The new technique was reported in Nature by Dr. Nathalie Picque and Prof. Theodor W. Hänsch of Max Plank Institute of Quantum Optics’s Laser Spectroscopy Division in collaboration with researchers at Ludwig-Maximilians-Universität Munich and the Institut des Sciences Moléculaires d’Orsay (France). Using two laser frequency combs, the researchers measured fully resolved Raman spectra from molecular specimens on microsecond timescale. The rapidly fluctuating laser pulses were the key to the success of the technique. By rapidly changing the time difference between the pump and the probe pulse, the rapid acquisition of Raman spectrum intensities are recorded using a single photodetector.
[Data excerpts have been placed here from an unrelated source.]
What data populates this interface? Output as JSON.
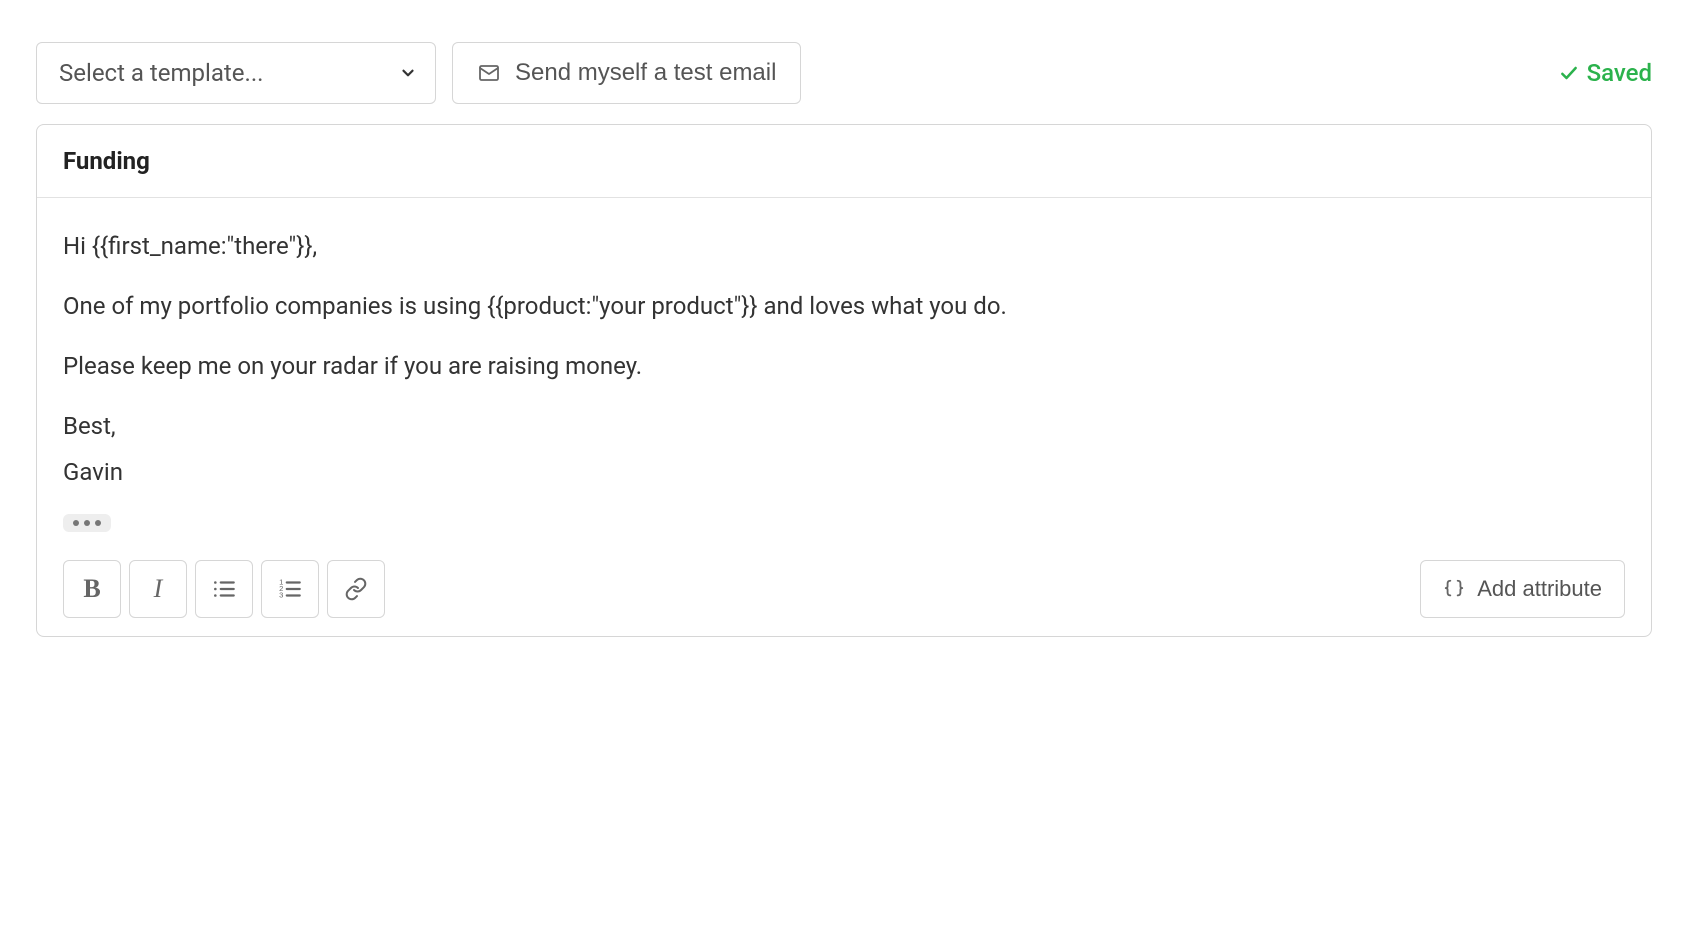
{
  "toolbar": {
    "template_placeholder": "Select a template...",
    "test_email_label": "Send myself a test email",
    "saved_label": "Saved"
  },
  "editor": {
    "subject": "Funding",
    "body": {
      "greeting": "Hi {{first_name:\"there\"}},",
      "line1": "One of my portfolio companies is using {{product:\"your product\"}} and loves what you do.",
      "line2": "Please keep me on your radar if you are raising money.",
      "signoff": "Best,",
      "name": "Gavin"
    },
    "format": {
      "bold_glyph": "B",
      "italic_glyph": "I"
    },
    "add_attribute_label": "Add attribute"
  }
}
Coherent Raman spectroscopy since its discovery has been used to circumvent fluorescent dye label free imaging. It provides the spectroscopic characterization of the vibrational energy levels of molecules. They also allow for high spatial resolution 3D sectioning capability by exploiting near-infrared or visible lasers. Previously they have been used to imagine single color bands at video rates biological tissues. However, until now researchers couldn’t use coherent Raman spectroscopy for the analysis of complex mixtures since the existing techniques were too slow to differentiate the spectrum of mixed molecules. Imaging a complex molecular mixture theoretically required broad spectral bandwidth and high resolution, something that was overcome using frequency swept laser beams and multichannel detection.
The researchers aim to make real-time hyperspectral imaging possible by replacing the photodectector with a camera. They hope that this technique will enable new applications in both linear and non-linear spectroschopic techniques.